Mark earned his MS from the University of Minnesota in 1985, his PhD from Florida State University in Biology in 1990 and has been working at UC Davis since 1994. Mark is a plant ecologist by training but believes that conservation scientist is what would describe him best at this time in his career. We asked Mark some questions so that students can get to know him a bit better.
Tell us about your research?
I work on three areas of research. First, I study the drought, land use, climate and fire effects on natural vegetation in order to predict ecosystem changes under climate change. This work has focused on California, but I have studies on these same questions in Tanzania, Mexico and China. The second area of research is examining the efficacy of various climate adaptation strategies to protect biodiversity. Specifically, I am most interested in the issue of moving species to new environments in response to changing climates, or assisted migration. Finally, I study decision support for conservation to maximize opportunities to create positive conservation outcomes in difficult situations.
What is your favorite EPM class to teach and why?
ENV200 is a great class to teach because it brings a diverse suite of students who are interested in problems ranging across the full spectrum of environmental challenges and we find a common issue in learning how decision-makers access the background science for a problem and then move toward transparent, defensible and durable decisions regarding management. Covering topics from food, water and pollution to biodiversity, we can apply these stakeholder engagement, project planning and decision science tools generally across a wide array of problems. The discussions with students are wide-ranging and interesting.
What has been the most rewarding teaching/mentoring moment during your career?

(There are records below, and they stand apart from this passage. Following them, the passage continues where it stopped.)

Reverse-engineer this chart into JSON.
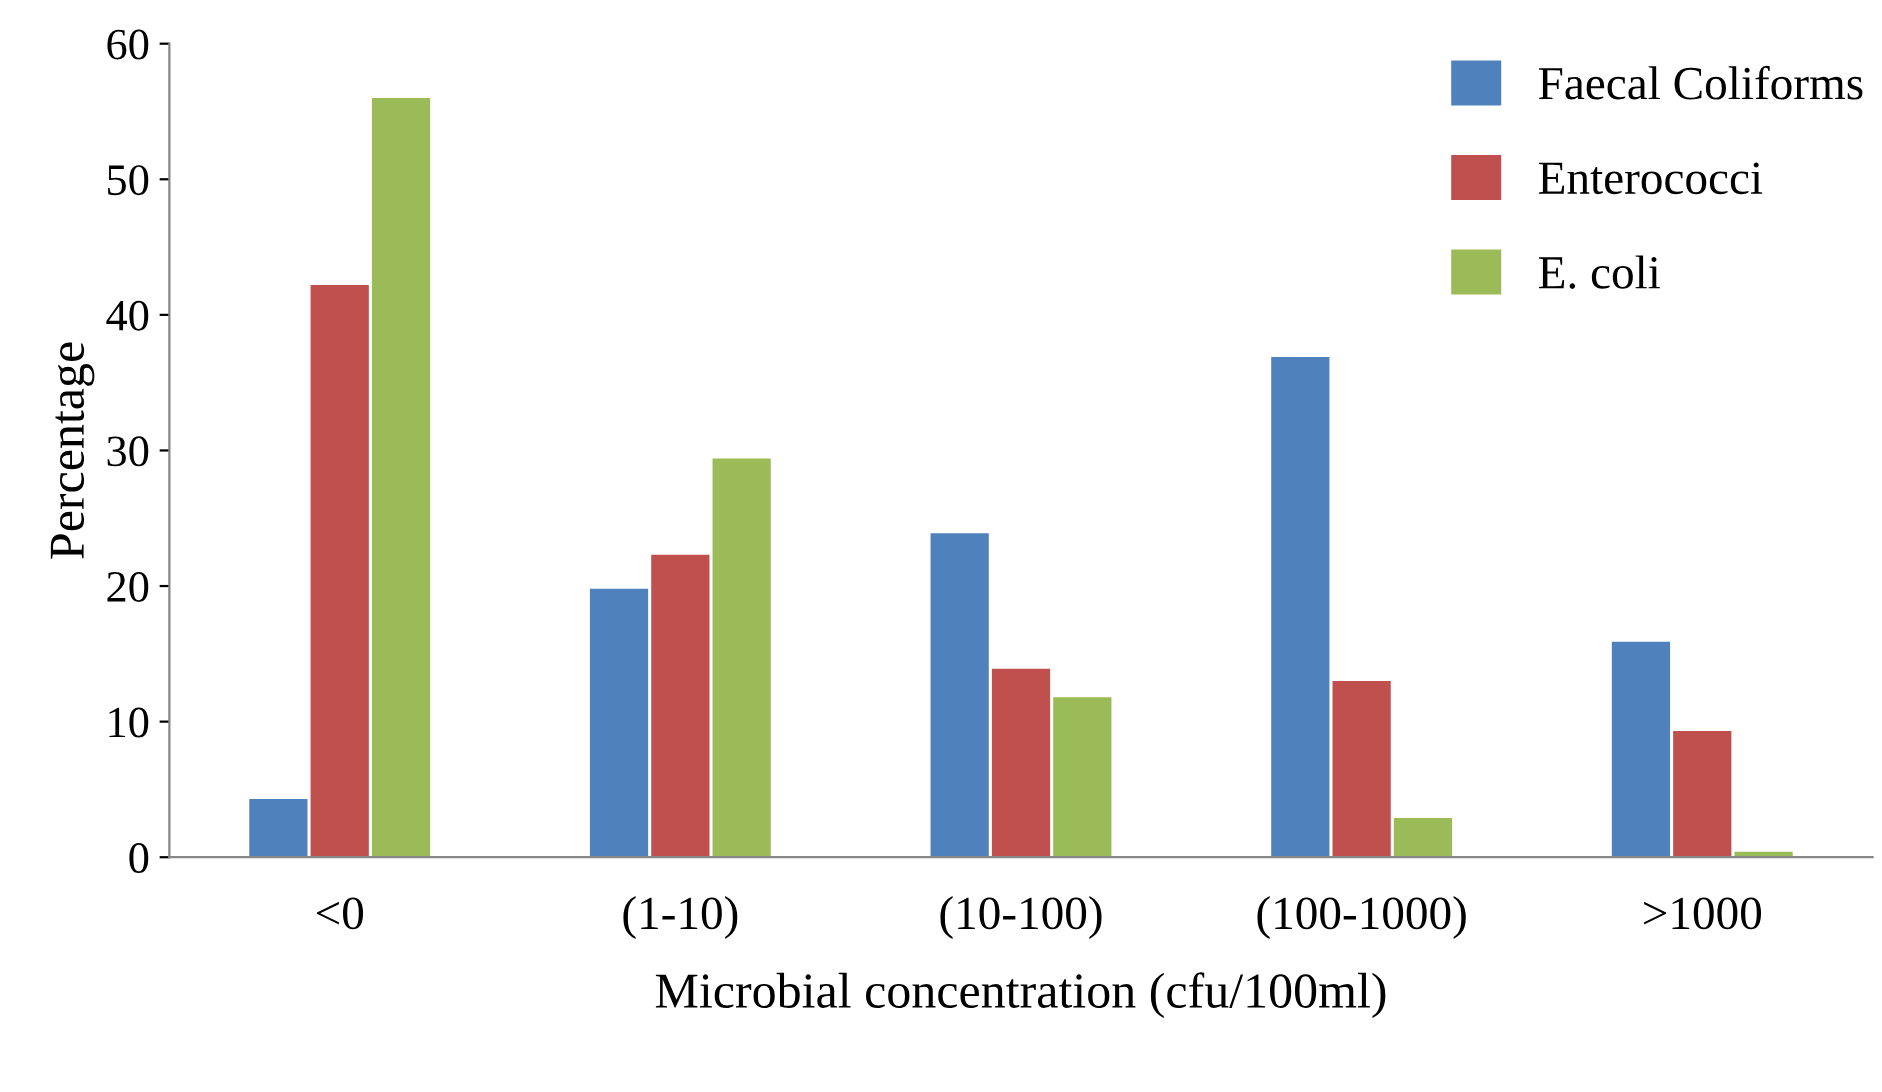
{
  "chart_data": {
    "type": "bar",
    "xlabel": "Microbial concentration (cfu/100ml)",
    "ylabel": "Percentage",
    "categories": [
      "<0",
      "(1-10)",
      "(10-100)",
      "(100-1000)",
      ">1000"
    ],
    "series": [
      {
        "name": "Faecal Coliforms",
        "color": "#4f81bd",
        "values": [
          4.3,
          19.8,
          23.9,
          36.9,
          15.9
        ]
      },
      {
        "name": "Enterococci",
        "color": "#c0504d",
        "values": [
          42.2,
          22.3,
          13.9,
          13.0,
          9.3
        ]
      },
      {
        "name": "E. coli",
        "color": "#9bbb59",
        "values": [
          56.0,
          29.4,
          11.8,
          2.9,
          0.4
        ]
      }
    ],
    "ylim": [
      0,
      60
    ],
    "yticks": [
      0,
      10,
      20,
      30,
      40,
      50,
      60
    ],
    "grid": false,
    "legend": "top right"
  }
}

Watching students move off to rewarding professions, just generally, is very gratifying. I have been very proud of some of my research work, but this pales in comparison to watching people you grow to know and care about succeed in their career trajectories. Years ago, I had an ecology PhD student who wanted to make a difference for conservation in Nicaragua. 15 years later this former student, Sarah Otterstrom, is the founder and director of a $1 million + / year NGO called Paso Pacifico, based in Nicaragua. Paso Pacifico does so much more than conservation, but also works on alleviating poverty and educating and empowering women. Watching this mature from the seed of an idea as an alternative to a post-doc has been amazing.
What is a piece of advice that you would give to a student thinking about joining our program?
Graduate education is an interactive adventure. Students need to take ownership of their professional goals and treat their graduate education as if it were a two year job interview. Building skills for your resume building networks of professional colleagues all takes time and energy. But, one can make remarkable headway by being mindful of the effort needed to achieve success.